Normalisation douloureuse pour ces deux provinces
Et le Concordat alors ? Signé entre Napoléon Ier et la papauté bien plus tôt, en 1801, cet ensemble de dispositions qui organisent les relations entre l’État et les différents cultes (catholique, luthérien, réformé et israélite) continue de s’appliquer en Alsace-Lorraine après l’annexion allemande (1871), alors que dans le reste de la France, la loi de 1905 y met fin. L’Empire allemand amende, reformule mais maintient ces dispositions.
En 1918, l’Alsace et la Moselle reviennent dans le giron français, mais non sans douleur :
« Pour le gouvernement français, il s’agit de normaliser ces deux provinces. Il y a une volonté d’en faire des territoires français comme les autres. Des commissaires de la République sont envoyés à Metz, Colmar et Strasbourg : on commence à réorganiser l’administration sur le modèle du reste de la France, mais cela se fait de manière parfois brutale. Du jour au lendemain, on a une imposition de la langue française dans l’administration. Par exemple, les instituteurs en Alsace-Lorraine, bien que parfois francophiles, ne parlaient pas forcément le français. Certains ont été remerciés et remplacés par d’autres venant “de l’intérieur” qui bénéficièrent de primes spéciales, ce qui a été mal perçu localement. »
Benoît Vaillot, historien.
Une mobilisation de grande ampleur
Confrontés à une population très largement non francophone, les fonctionnaires venus de la France « de l’intérieure » ont fait preuve de maladresse, faisant sentir aux Alsaciens et aux Mosellans qu’ils n’étaient pas des Français tout à fait comme les autres. « Rapidement, on passe de l’éblouissement tricolore du lendemain de la Première Guerre mondiale, à une certaine désillusion dans les années 1920, surtout chez les Alsaciens, moins chez les Mosellans », poursuit Benoît Vaillot.
À la réintégration, en 1918, les jours fériés supplémentaires et le financement des cultes font partie des dispositions prorogées par le gouvernement français, pour des raisons de commodité administrative. Mais rapidement, l’exécutif affiche sa volonté de « normaliser » l’Alsace et la Moselle en les abrogeant. Dans le contexte tendu de la réintégration, les populations locales se mobilisent. « Dans les années 1920, on assiste à une union politique assez exceptionnelle, des communistes aux catholiques. Elle culmine en 1926 avec le Heimatbund, ou alliance de la patrie, en allemand.

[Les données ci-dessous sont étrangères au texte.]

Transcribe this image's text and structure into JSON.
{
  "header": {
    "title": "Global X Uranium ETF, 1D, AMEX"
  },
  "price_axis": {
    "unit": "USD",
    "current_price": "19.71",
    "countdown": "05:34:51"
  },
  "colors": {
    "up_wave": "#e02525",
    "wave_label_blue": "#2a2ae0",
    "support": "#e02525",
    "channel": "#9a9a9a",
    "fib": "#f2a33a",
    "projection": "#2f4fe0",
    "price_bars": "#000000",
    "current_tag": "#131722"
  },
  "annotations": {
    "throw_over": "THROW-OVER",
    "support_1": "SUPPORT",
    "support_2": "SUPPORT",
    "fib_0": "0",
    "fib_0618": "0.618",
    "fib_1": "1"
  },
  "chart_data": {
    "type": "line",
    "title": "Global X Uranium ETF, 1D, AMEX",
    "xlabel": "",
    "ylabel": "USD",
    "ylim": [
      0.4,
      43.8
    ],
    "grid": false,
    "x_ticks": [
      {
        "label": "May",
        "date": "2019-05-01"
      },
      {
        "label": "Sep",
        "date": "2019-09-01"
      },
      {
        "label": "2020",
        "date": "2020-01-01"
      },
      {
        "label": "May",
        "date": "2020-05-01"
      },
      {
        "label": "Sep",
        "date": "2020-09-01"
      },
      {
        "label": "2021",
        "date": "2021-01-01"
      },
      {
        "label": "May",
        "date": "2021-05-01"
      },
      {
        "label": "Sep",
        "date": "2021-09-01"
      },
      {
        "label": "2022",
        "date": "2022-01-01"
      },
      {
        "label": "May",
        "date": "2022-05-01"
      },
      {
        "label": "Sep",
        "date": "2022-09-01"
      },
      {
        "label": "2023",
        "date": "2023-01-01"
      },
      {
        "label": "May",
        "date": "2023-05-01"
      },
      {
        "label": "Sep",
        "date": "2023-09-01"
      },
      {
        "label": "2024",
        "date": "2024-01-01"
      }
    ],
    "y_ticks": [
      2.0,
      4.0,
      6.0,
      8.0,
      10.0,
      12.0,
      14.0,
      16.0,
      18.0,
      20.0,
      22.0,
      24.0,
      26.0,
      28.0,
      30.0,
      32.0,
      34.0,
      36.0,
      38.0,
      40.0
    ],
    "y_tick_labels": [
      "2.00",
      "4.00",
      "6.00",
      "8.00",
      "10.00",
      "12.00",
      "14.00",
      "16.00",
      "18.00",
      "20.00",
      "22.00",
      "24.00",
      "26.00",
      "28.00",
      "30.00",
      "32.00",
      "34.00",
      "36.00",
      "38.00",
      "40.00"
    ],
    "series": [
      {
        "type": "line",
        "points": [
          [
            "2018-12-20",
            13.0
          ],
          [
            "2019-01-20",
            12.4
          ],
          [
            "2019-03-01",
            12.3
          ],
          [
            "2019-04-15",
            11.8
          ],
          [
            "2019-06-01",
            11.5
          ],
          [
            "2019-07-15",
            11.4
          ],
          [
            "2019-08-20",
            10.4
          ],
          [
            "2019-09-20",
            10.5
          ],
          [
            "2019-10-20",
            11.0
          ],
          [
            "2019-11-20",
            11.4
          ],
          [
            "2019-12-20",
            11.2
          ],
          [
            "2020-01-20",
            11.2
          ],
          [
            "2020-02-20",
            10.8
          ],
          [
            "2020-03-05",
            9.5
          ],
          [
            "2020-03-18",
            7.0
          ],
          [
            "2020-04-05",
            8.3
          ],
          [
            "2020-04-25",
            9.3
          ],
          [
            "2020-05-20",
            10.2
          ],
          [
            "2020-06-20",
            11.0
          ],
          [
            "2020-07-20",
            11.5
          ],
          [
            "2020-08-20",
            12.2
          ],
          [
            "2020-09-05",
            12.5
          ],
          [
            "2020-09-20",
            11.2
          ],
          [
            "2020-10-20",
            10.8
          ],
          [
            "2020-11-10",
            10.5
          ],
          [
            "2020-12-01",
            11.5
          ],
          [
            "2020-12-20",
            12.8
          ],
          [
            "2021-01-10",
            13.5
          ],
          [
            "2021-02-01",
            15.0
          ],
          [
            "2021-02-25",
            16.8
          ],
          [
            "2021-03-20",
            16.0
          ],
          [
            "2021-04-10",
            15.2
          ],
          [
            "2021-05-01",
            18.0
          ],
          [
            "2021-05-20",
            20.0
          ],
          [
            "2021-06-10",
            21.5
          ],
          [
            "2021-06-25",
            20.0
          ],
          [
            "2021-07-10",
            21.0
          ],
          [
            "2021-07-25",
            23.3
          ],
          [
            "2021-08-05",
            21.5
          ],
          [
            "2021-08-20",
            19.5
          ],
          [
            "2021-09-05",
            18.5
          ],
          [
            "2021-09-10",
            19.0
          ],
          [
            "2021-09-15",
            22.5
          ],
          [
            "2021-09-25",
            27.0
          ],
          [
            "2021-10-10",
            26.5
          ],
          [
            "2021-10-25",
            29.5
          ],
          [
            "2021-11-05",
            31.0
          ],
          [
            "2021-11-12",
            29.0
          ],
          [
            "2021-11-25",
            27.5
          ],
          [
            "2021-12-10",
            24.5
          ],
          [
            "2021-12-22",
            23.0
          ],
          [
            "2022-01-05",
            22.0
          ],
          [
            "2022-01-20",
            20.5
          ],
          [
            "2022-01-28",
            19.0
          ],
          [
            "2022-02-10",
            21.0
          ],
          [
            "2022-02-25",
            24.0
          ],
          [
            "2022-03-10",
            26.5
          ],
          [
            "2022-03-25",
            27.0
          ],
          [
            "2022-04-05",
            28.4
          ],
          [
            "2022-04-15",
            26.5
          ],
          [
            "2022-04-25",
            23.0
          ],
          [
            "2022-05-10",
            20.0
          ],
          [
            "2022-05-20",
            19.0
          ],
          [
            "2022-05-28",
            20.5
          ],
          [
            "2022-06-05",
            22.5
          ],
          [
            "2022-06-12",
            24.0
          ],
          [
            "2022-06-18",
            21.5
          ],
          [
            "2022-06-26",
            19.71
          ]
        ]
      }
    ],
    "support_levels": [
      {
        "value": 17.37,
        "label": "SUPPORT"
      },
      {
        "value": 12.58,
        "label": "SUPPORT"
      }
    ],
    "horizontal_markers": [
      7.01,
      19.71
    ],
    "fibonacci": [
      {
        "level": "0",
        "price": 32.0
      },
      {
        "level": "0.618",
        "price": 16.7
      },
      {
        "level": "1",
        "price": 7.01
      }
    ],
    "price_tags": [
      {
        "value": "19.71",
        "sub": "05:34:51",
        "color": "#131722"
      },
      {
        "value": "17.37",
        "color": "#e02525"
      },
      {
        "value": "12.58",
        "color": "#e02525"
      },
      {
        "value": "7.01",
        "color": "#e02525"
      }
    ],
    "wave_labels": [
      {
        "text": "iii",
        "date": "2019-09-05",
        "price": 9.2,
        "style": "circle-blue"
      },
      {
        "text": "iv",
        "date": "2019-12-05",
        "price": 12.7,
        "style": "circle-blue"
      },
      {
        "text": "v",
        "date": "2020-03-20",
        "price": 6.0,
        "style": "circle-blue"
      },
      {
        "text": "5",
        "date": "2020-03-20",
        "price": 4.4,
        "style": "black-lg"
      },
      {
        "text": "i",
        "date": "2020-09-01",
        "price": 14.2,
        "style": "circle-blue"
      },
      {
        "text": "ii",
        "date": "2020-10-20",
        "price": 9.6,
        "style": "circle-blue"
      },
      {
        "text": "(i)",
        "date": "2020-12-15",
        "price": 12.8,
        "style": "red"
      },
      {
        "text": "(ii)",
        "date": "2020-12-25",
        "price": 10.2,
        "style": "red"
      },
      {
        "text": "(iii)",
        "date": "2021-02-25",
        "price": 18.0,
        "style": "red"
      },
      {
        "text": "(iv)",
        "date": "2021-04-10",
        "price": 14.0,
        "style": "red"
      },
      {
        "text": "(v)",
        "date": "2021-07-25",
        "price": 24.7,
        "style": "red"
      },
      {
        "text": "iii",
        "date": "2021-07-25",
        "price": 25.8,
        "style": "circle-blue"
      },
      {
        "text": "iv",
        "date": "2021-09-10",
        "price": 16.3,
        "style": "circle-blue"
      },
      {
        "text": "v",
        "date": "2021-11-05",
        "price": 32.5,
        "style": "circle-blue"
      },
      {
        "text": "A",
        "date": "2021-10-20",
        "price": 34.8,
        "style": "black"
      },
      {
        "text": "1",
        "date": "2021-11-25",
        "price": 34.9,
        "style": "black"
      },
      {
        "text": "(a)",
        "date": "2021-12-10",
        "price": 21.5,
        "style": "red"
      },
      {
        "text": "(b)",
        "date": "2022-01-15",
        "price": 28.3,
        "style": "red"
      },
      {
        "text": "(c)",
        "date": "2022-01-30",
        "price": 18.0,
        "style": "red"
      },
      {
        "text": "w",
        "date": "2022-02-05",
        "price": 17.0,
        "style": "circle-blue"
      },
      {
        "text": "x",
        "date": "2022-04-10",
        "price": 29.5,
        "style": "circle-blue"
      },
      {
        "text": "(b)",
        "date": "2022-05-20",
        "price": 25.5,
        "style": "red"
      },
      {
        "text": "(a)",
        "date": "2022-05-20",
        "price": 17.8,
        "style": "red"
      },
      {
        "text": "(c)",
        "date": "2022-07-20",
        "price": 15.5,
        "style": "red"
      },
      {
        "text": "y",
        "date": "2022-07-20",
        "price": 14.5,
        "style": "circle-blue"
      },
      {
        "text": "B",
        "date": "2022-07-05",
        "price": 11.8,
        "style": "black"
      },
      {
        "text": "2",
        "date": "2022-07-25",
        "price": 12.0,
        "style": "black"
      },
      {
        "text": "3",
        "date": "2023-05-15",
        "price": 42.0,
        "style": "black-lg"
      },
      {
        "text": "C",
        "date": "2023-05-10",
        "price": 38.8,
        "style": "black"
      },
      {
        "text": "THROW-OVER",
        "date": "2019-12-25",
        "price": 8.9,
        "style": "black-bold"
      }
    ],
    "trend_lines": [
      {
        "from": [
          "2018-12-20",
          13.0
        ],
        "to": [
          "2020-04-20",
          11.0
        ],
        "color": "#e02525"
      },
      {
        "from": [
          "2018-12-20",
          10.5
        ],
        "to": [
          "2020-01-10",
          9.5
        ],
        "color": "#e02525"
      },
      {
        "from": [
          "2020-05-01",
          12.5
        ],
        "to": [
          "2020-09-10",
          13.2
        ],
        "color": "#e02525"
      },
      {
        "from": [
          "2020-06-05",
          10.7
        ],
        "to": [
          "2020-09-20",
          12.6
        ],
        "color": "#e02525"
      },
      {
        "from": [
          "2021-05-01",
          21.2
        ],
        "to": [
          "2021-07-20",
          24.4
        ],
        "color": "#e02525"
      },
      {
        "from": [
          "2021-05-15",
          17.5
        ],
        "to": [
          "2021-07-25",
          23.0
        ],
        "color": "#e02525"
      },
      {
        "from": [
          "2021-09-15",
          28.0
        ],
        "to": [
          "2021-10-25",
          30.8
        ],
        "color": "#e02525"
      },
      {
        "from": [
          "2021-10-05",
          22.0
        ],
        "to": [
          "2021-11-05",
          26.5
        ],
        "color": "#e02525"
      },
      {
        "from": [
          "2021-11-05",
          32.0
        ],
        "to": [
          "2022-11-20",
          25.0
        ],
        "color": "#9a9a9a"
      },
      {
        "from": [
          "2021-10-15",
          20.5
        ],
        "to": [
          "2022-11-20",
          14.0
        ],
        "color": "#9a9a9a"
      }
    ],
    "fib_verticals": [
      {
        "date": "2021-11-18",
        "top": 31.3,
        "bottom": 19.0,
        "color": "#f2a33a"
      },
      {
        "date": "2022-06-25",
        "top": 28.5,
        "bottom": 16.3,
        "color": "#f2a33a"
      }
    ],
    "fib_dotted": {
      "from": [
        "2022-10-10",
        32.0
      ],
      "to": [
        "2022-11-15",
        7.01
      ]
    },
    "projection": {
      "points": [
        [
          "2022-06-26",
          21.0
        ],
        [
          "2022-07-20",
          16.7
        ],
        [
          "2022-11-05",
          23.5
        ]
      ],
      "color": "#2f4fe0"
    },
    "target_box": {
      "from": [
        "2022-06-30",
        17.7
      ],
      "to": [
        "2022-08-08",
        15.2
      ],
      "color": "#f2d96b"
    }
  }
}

Il y a aussi des mobilisations locales, des manifestations, des pétitions, etc. On en parle dans chaque paroisse ! » raconte l’historien.
Front commun pour les particularismes locaux
Ce front commun vise à réclamer l’autonomie et à défendre l’ensemble des particularismes locaux : les dispositions concordataires qui permettent le financement des cultes, les deux jours fériés supplémentaires et diverses mesures sociales héritées de l’annexion. Si chacune de ces particularités a une origine et un fondement juridique différent, leur ensemble constitue un bloc identitaire pour les Alsaciens. Hors de question, pour nombre d’entre eux, de toucher à quelque disposition que ce soit.
En 1924, le gouvernement du cartel des gauches d’Édouard Herriot crée une énième crispation autour du régime des cultes d’Alsace-Moselle.
« Son programme, c’est clairement la laïcité partout, pour tous, maintenant, avec application à tout le territoire de la loi de séparation des Églises et de l’État de 1905. Il y a alors une levée de boucliers en Alsace, mais aussi dans le reste de la France catholique. L’abrogation du régime des cultes est finalement abandonnée, et le Conseil d’État confirme son exception juridique. »
Aujourd’hui, le fait que le Vendredi Saint et la Saint-Étienne soient fériés en Alsace est inscrit dans le code du travail. Rien à voir avec le régime des cultes d’Alsace-Moselle donc. Mais la confusion qui demeure encore aujourd’hui vient sans doute du fait que ces particularismes locaux ont été défendus ensemble, au siècle dernier.